In this thesis we analyze the performance of antenna arrays in cellular communication systems. Since an antenna array exploits the spatial dimension, it has the advantage to improve the performance of a communication system when the signals are distributed in space. Most researchers until now has concentrated on the case where the antenna elements receive independently faded signals, which typically results from signals that are 360 degrees distributed in space. We consider here the more realistic case where the signals are only partially distributed and the antenna elements therefore receive correlated faded signals. Using the knowledge of the faded environment, we will try to build better transceiver structures and analyze the performance of both the uplink and the downlink of such systems.; For the uplink an estimator which makes use of the knowledge of the spatial distribution of the signal is proposed, and compared with other estimates where either this knowledge is not available, or only an estimate of it is available.
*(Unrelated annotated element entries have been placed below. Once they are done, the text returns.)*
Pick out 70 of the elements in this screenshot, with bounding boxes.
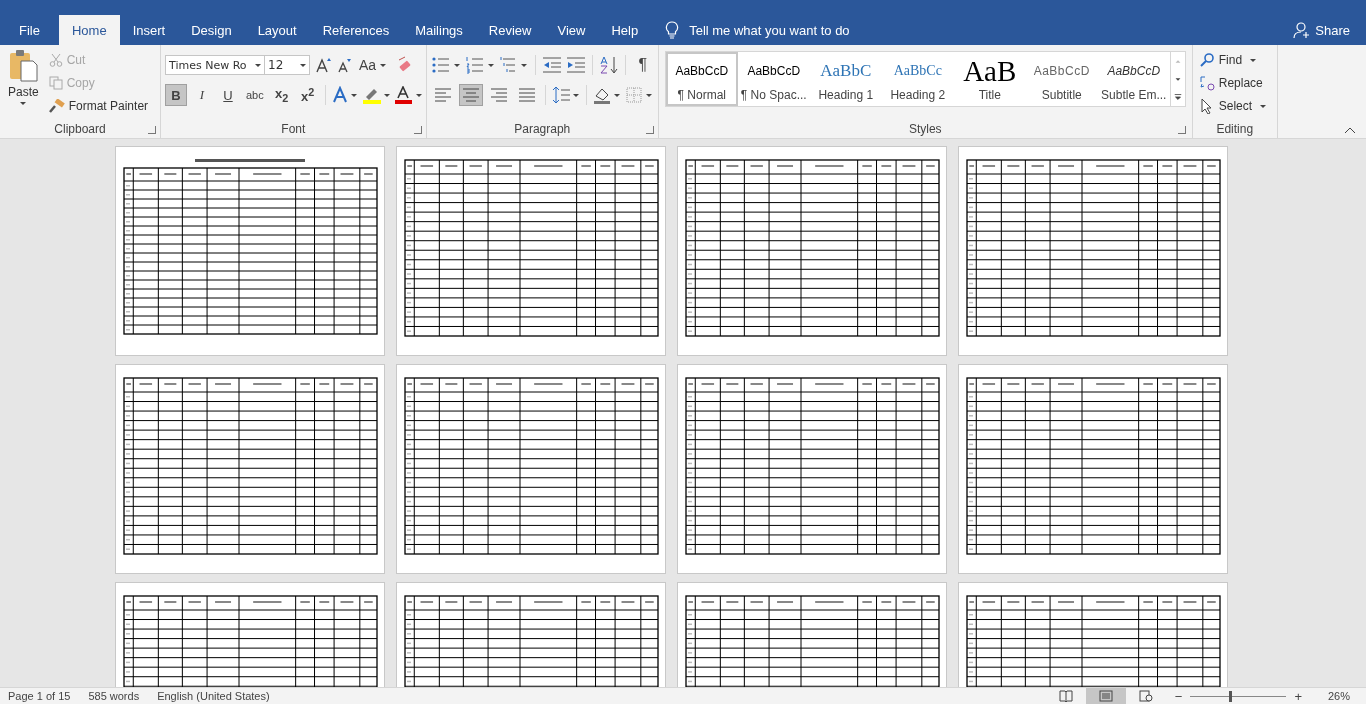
format-button[interactable]: abc (243, 84, 267, 106)
copy-icon (48, 76, 63, 90)
font-size-dropdown[interactable]: 12 (264, 55, 310, 75)
ribbon-tab[interactable]: Review (475, 15, 545, 45)
caret-icon (19, 101, 28, 106)
select-button[interactable]: Select (1196, 95, 1273, 117)
format-button[interactable]: B (165, 84, 187, 106)
print-view-button[interactable] (1085, 688, 1126, 704)
replace-button[interactable]: Replace (1196, 72, 1273, 94)
ribbon-tab[interactable]: Layout (244, 15, 310, 45)
group-label: Clipboard (54, 122, 106, 136)
dialog-launcher-icon[interactable] (413, 126, 422, 134)
ribbon-tab[interactable]: Insert (119, 15, 179, 45)
bullets-icon[interactable] (430, 56, 461, 74)
add-person-icon (1293, 21, 1312, 39)
dialog-launcher-icon[interactable] (1177, 126, 1186, 134)
multilevel-list-icon[interactable] (498, 56, 529, 74)
font-color-icon[interactable] (393, 86, 422, 104)
decrease-indent-icon[interactable] (541, 56, 562, 74)
style-option[interactable]: AaBbCcD ¶ Normal (665, 52, 738, 106)
replace-icon (1198, 75, 1215, 91)
grow-font-icon[interactable] (314, 56, 332, 74)
format-button[interactable]: U (217, 84, 239, 106)
page-count[interactable]: Page 1 of 15 (8, 690, 71, 702)
paintbrush-icon (48, 99, 65, 113)
print-view-icon (1098, 690, 1113, 702)
ribbon-tab[interactable]: View (544, 15, 599, 45)
word-count[interactable]: 585 words (88, 690, 140, 702)
share-button[interactable]: Share (1287, 15, 1356, 45)
format-painter-button[interactable]: Format Painter (46, 95, 151, 117)
increase-indent-icon[interactable] (565, 56, 586, 74)
font-family-dropdown[interactable]: Times New Ro (165, 55, 265, 75)
search-icon (1198, 53, 1215, 67)
group-label: Paragraph (514, 122, 571, 136)
zoom-out-button[interactable]: − (1174, 688, 1183, 704)
ribbon-tab[interactable]: References (309, 15, 403, 45)
text-effects-icon[interactable] (331, 86, 358, 104)
align-button[interactable] (458, 84, 483, 106)
shading-icon[interactable] (592, 86, 621, 104)
format-button[interactable]: x$_{2}$ (270, 84, 293, 106)
show-marks-button[interactable]: ¶ (631, 54, 654, 76)
collapse-ribbon-icon[interactable] (1344, 126, 1356, 134)
zoom-level[interactable]: 26% (1327, 690, 1350, 702)
ribbon-tab[interactable]: Mailings (402, 15, 476, 45)
line-spacing-icon[interactable] (551, 86, 580, 104)
find-button[interactable]: Find (1196, 49, 1273, 71)
clipboard-icon (8, 49, 39, 83)
ribbon-tab[interactable]: Help (598, 15, 652, 45)
lightbulb-icon (665, 21, 680, 39)
dialog-launcher-icon[interactable] (645, 126, 654, 134)
group-label: Editing (1216, 122, 1254, 136)
format-button[interactable]: I (191, 84, 213, 106)
scissors-icon (48, 53, 63, 67)
sort-icon[interactable] (598, 56, 619, 74)
paste-button[interactable]: Paste (4, 49, 43, 120)
change-case-button[interactable]: Aa (356, 54, 390, 76)
highlighter-icon[interactable] (361, 86, 390, 104)
dialog-launcher-icon[interactable] (148, 126, 156, 134)
ribbon-tab[interactable]: Home (58, 15, 120, 45)
group-label: Styles (908, 122, 942, 136)
group-label: Font (281, 122, 306, 136)
tell-me-field[interactable]: Tell me what you want to do (687, 21, 892, 39)
zoom-in-button[interactable]: + (1294, 688, 1302, 704)
read-view-icon (1058, 690, 1073, 702)
numbering-icon[interactable] (464, 56, 495, 74)
ribbon-tab[interactable]: Design (178, 15, 245, 45)
shrink-font-icon[interactable] (336, 56, 352, 74)
language-indicator[interactable]: English (United States) (157, 690, 270, 702)
ribbon-tab[interactable]: File (0, 15, 59, 45)
format-button[interactable]: x$^{2}$ (296, 84, 319, 106)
As the signal gets spread more in space, the value of this information is reduced, until for the case of isotropic scattering the estimate which uses the spatial distribution is equivalent to the estimate which does not. We derive the approximate theoretic performance of the array as a function of both angular spread and input SNR. Performance results are presented that compare the performance of the different estimators, as well as the proposed theoretic performance, as a function of input SNR.; For the downlink we derive the structure of a transmit diversity system which can be optimized for a Rayleigh fading environment in which the fading may be correlated. The system tries to maximize the array gain to diversity gain ratio, by implementing the smallest possible number of beamformers which would cover the signal space. We use space-time codes as inputs to these beamformers. We derive the transmitter and receiver structure and present a detailed performance analysis, validated by simulation results. A closed form expression for the Probability of Error for this system is presented.